諸般の事情で記事を書くことができずにいましたが、それでも優しく見守ってくださった関係者の皆様に感謝です。
また再開しますので、よろしくお願いします。
早いものでNPO法人こころの郷を設立してから5年が経ちました。
小さいながらも志はあったのですが、どのように活動してよいかわからず、とにかく思いついたことは何でもやってみました。
心理学講座を皮切りに講演会、コンサート、歩こう会、ビデオ鑑賞会、映画上映、勉強会等々。多くの人々と巡り合い、人が人をよび繋がっていく、そのような体験をさせていただきました。
様々な試みはそれなりに成功しましたが、現在まで継続し続けたのがコラージュ療法のワークショップです。
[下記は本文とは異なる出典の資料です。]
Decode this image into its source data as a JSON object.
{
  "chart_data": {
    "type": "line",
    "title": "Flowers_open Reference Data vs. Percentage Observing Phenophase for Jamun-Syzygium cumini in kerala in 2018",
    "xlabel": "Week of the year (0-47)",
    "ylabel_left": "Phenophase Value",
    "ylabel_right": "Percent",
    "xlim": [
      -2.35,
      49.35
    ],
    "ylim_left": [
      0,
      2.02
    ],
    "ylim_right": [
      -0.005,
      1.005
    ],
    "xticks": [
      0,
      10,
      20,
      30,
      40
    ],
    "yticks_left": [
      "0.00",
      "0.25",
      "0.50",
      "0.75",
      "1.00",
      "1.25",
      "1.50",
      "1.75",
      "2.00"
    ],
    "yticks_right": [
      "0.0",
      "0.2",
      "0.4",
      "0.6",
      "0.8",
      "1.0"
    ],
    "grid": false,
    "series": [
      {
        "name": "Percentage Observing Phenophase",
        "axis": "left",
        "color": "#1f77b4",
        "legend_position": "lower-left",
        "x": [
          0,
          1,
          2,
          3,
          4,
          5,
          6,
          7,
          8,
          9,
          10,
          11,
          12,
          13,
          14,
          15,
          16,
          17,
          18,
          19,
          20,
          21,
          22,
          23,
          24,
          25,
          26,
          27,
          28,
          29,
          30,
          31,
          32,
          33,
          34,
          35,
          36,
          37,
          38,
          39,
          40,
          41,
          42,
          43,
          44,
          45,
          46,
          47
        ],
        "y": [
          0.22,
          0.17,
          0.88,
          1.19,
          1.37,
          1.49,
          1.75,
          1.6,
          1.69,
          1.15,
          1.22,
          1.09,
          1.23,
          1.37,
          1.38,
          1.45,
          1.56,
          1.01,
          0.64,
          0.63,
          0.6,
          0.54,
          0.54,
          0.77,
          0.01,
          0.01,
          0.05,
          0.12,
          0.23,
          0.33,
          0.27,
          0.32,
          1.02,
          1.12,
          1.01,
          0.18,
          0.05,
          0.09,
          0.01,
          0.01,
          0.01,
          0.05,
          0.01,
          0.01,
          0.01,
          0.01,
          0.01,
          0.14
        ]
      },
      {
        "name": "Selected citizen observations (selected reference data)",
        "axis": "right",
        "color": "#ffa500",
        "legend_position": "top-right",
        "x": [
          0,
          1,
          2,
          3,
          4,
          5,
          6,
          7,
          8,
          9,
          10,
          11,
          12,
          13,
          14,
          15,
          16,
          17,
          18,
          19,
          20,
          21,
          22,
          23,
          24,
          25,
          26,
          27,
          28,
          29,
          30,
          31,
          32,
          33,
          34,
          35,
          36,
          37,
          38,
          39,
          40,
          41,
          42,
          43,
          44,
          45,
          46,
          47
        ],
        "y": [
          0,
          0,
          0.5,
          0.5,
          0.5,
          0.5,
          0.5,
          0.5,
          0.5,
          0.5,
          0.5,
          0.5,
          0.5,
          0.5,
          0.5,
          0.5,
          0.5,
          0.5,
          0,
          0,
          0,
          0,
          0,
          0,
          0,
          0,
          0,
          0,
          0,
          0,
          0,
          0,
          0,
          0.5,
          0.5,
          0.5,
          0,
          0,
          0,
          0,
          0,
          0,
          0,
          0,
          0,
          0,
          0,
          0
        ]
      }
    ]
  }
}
コラージュ療法とは、雑誌やチラシから気になる写真や言葉、絵を切り取り画用紙に貼っていくという心理療法で、河合隼雄さん(日本におけるユング心理学の第一人者)が日本に初めて紹介した箱庭療法をベースにした表現療法(言語以外で自己表現する心理療法)のひとつです。
問題を抱えた場合、まずは心の中にため込んだ感情を発散することが大切です。感情を発散することによって心の中にスペースができ、新たな考え方や感じ方を取り入れることができます。そうすると、今まで不可能だと思い込んでいたことは、実は問題ではないと気づき、この気づきこそ、前に進むきっかけとなり自己成長へと繋がっていきます。
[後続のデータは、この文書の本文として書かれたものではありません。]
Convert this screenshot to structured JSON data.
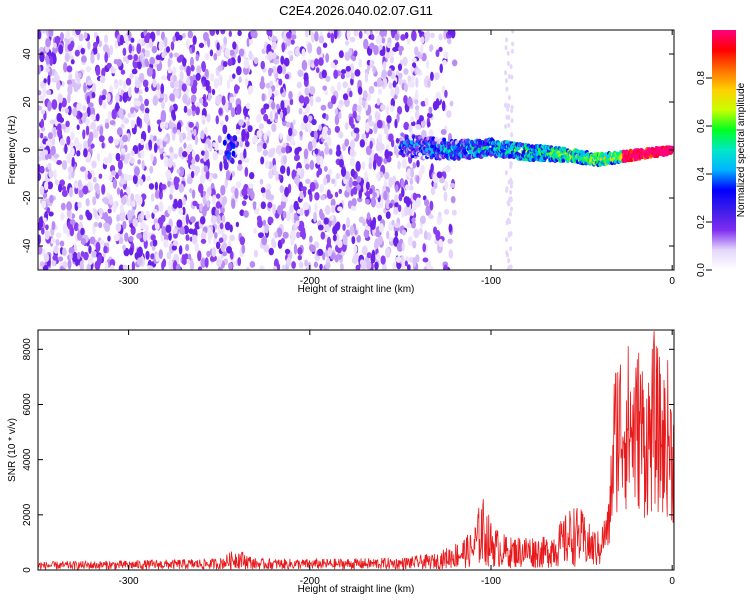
{
  "title": "C2E4.2026.040.02.07.G11",
  "colors": {
    "snr_line": "#e8191b",
    "axis": "#000000"
  },
  "chart_data": [
    {
      "type": "heatmap",
      "title": "",
      "xlabel": "Height of straight line (km)",
      "ylabel": "Frequency (Hz)",
      "xlim": [
        -350,
        1
      ],
      "ylim": [
        -50,
        50
      ],
      "x_ticks": [
        -300,
        -200,
        -100,
        0
      ],
      "y_ticks": [
        -40,
        -20,
        0,
        20,
        40
      ],
      "colorbar": {
        "label": "Normalized spectral amplitude",
        "range": [
          0,
          1
        ],
        "ticks": [
          "0.0",
          "0.2",
          "0.4",
          "0.6",
          "0.8"
        ],
        "ramp": [
          "#ffffff",
          "#e4d7fb",
          "#7f2cf0",
          "#3d1de8",
          "#0000ff",
          "#00b4ff",
          "#00e8c8",
          "#00ff20",
          "#c8ff00",
          "#ffd000",
          "#ff7000",
          "#ff0000",
          "#ff0080"
        ]
      },
      "noise_region_x": [
        -350,
        -130
      ],
      "ridge": {
        "x": [
          -150,
          -120,
          -100,
          -80,
          -60,
          -40,
          -20,
          0
        ],
        "freq": [
          2,
          0,
          1,
          -1,
          -2,
          -4,
          -2,
          0
        ],
        "peak_amplitude": 1.0
      }
    },
    {
      "type": "line",
      "title": "",
      "xlabel": "Height of straight line (km)",
      "ylabel": "SNR (10 * v/v)",
      "xlim": [
        -350,
        1
      ],
      "ylim": [
        0,
        8700
      ],
      "x_ticks": [
        -300,
        -200,
        -100,
        0
      ],
      "y_ticks": [
        0,
        2000,
        4000,
        6000,
        8000
      ],
      "series": [
        {
          "envelope_x": [
            -350,
            -300,
            -250,
            -240,
            -230,
            -200,
            -150,
            -130,
            -120,
            -110,
            -105,
            -100,
            -95,
            -90,
            -80,
            -70,
            -60,
            -55,
            -50,
            -45,
            -40,
            -35,
            -32,
            -30,
            -25,
            -20,
            -18,
            -15,
            -12,
            -10,
            -5,
            -2,
            0
          ],
          "envelope_y": [
            300,
            350,
            420,
            800,
            420,
            400,
            450,
            600,
            1000,
            1400,
            2800,
            1800,
            1400,
            1200,
            1300,
            1200,
            1900,
            2400,
            2200,
            1600,
            1400,
            2500,
            7400,
            8300,
            8400,
            7800,
            8500,
            7200,
            7700,
            8700,
            7200,
            7800,
            6400
          ]
        }
      ]
    }
  ]
}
このような心理過程をコラージュ療法で体験することができます。
人生とは死と再生の連続とも言えます。コラージュ療法においては、完成された雑誌から素材を切るという作業が死を意味し、いちど切り取った素材を画用紙に貼っていくという作業が再生を意味します。
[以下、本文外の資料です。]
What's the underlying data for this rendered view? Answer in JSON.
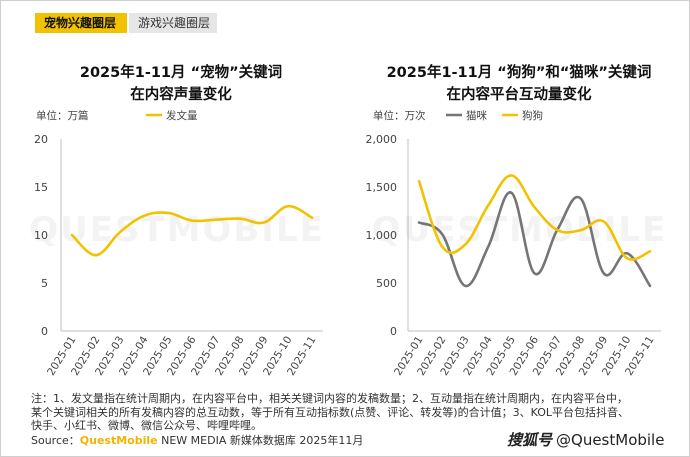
{
  "tabs": [
    {
      "label": "宠物兴趣圈层",
      "active": true
    },
    {
      "label": "游戏兴趣圈层",
      "active": false
    }
  ],
  "colors": {
    "yellow": "#f2c200",
    "gray": "#757575"
  },
  "chart_data": [
    {
      "type": "line",
      "title": "2025年1-11月 “宠物”关键词\n在内容声量变化",
      "unit": "单位：万篇",
      "categories": [
        "2025-01",
        "2025-02",
        "2025-03",
        "2025-04",
        "2025-05",
        "2025-06",
        "2025-07",
        "2025-08",
        "2025-09",
        "2025-10",
        "2025-11"
      ],
      "series": [
        {
          "name": "发文量",
          "color": "#f2c200",
          "values": [
            10,
            7.9,
            10.3,
            12.0,
            12.3,
            11.5,
            11.6,
            11.7,
            11.3,
            13.0,
            11.8
          ]
        }
      ],
      "ylim": [
        0,
        20
      ],
      "yticks": [
        "0",
        "5",
        "10",
        "15",
        "20"
      ],
      "ytick_values": [
        0,
        5,
        10,
        15,
        20
      ],
      "legend_position": "top"
    },
    {
      "type": "line",
      "title": "2025年1-11月 “狗狗”和“猫咪”关键词\n在内容平台互动量变化",
      "unit": "单位：万次",
      "categories": [
        "2025-01",
        "2025-02",
        "2025-03",
        "2025-04",
        "2025-05",
        "2025-06",
        "2025-07",
        "2025-08",
        "2025-09",
        "2025-10",
        "2025-11"
      ],
      "series": [
        {
          "name": "猫咪",
          "color": "#757575",
          "values": [
            1130,
            1010,
            470,
            880,
            1440,
            600,
            1060,
            1380,
            600,
            810,
            470
          ]
        },
        {
          "name": "狗狗",
          "color": "#f2c200",
          "values": [
            1560,
            880,
            900,
            1310,
            1620,
            1290,
            1050,
            1050,
            1140,
            760,
            830
          ]
        }
      ],
      "ylim": [
        0,
        2000
      ],
      "yticks": [
        "0",
        "500",
        "1,000",
        "1,500",
        "2,000"
      ],
      "ytick_values": [
        0,
        500,
        1000,
        1500,
        2000
      ],
      "legend_position": "top"
    }
  ],
  "footnote": [
    "注：1、发文量指在统计周期内，在内容平台中，相关关键词内容的发稿数量；2、互动量指在统计周期内，在内容平台中，",
    "某个关键词相关的所有发稿内容的总互动数，等于所有互动指标数(点赞、评论、转发等)的合计值；3、KOL平台包括抖音、",
    "快手、小红书、微博、微信公众号、哔哩哔哩。"
  ],
  "source": {
    "prefix": "Source：",
    "brand": "QuestMobile",
    "rest": " NEW MEDIA 新媒体数据库 2025年11月"
  },
  "watermark": {
    "logo": "搜狐号",
    "text": "@QuestMobile"
  },
  "bg_watermark": "QUESTMOBILE"
}
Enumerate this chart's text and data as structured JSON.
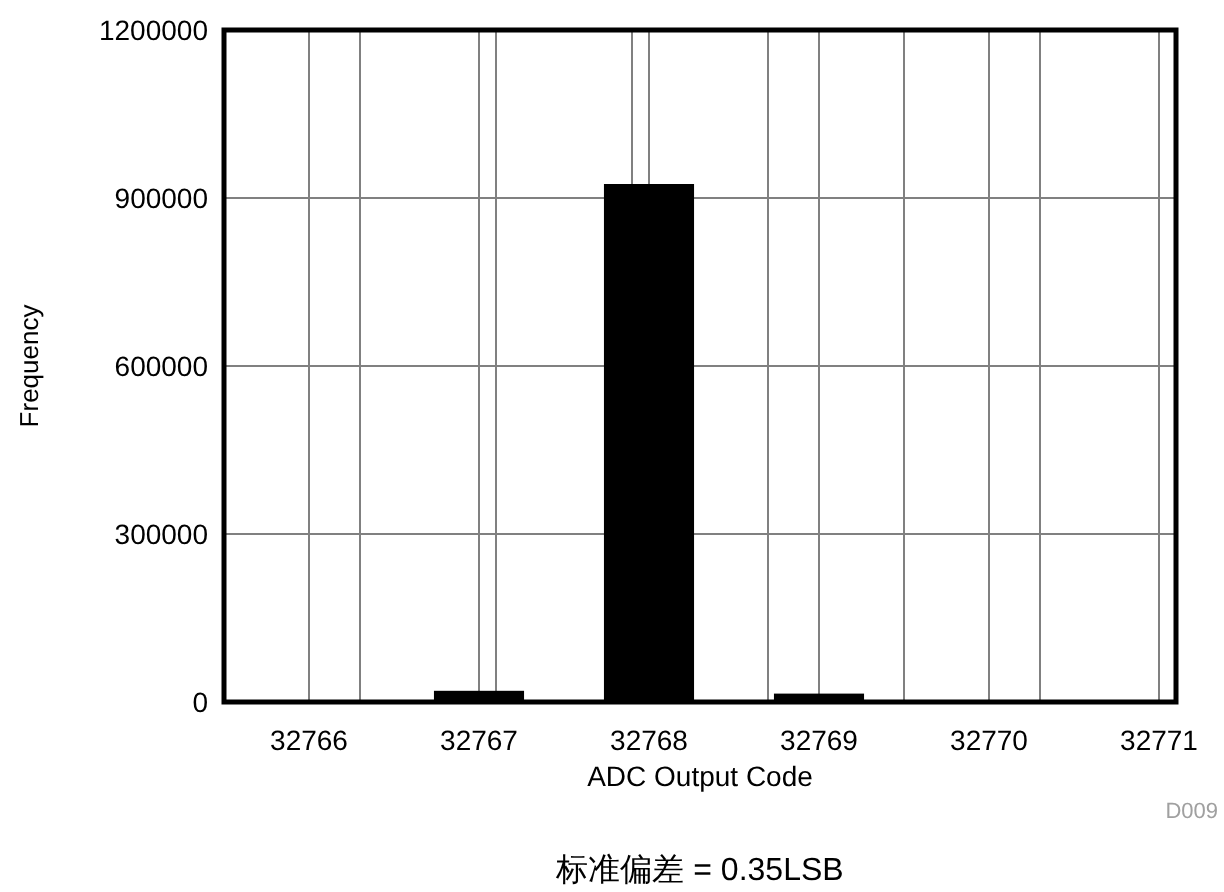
{
  "chart_data": {
    "type": "bar",
    "xlabel": "ADC Output Code",
    "ylabel": "Frequency",
    "x": [
      32766,
      32767,
      32768,
      32769,
      32770,
      32771
    ],
    "values": [
      0,
      20000,
      925000,
      15000,
      0,
      0
    ],
    "color": "#000000",
    "xlim": [
      32765.5,
      32771.1
    ],
    "ylim": [
      0,
      1200000
    ],
    "xticks": [
      32766,
      32767,
      32768,
      32769,
      32770,
      32771,
      {
        "value": 32766.3,
        "label": null
      },
      {
        "value": 32767.1,
        "label": null
      },
      {
        "value": 32767.9,
        "label": null
      },
      {
        "value": 32768.7,
        "label": null
      },
      {
        "value": 32769.5,
        "label": null
      },
      {
        "value": 32770.3,
        "label": null
      }
    ],
    "yticks": [
      0,
      300000,
      600000,
      900000,
      1200000
    ],
    "grid": true,
    "annotations": [
      "D009",
      "标准偏差 = 0.35LSB"
    ]
  }
}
切って貼るだけなのに効果はあるの?とよく質問を受けますが、シンプルイズベスト、単純なことこそ、奥が深いのではないでしょうか。
別々の場所にあった素材が、画用紙という新たな場所でひとつになり意味をなし新たな命が吹き込まれる、これもまたコラージュ療法の醍醐味です。
人と人との繋がりも同じで、別々に生きてきた者同士が出会うことで意味をなし、そこから新たな歴史が築かれる、そんな絆を大切にしていきたいと思っています。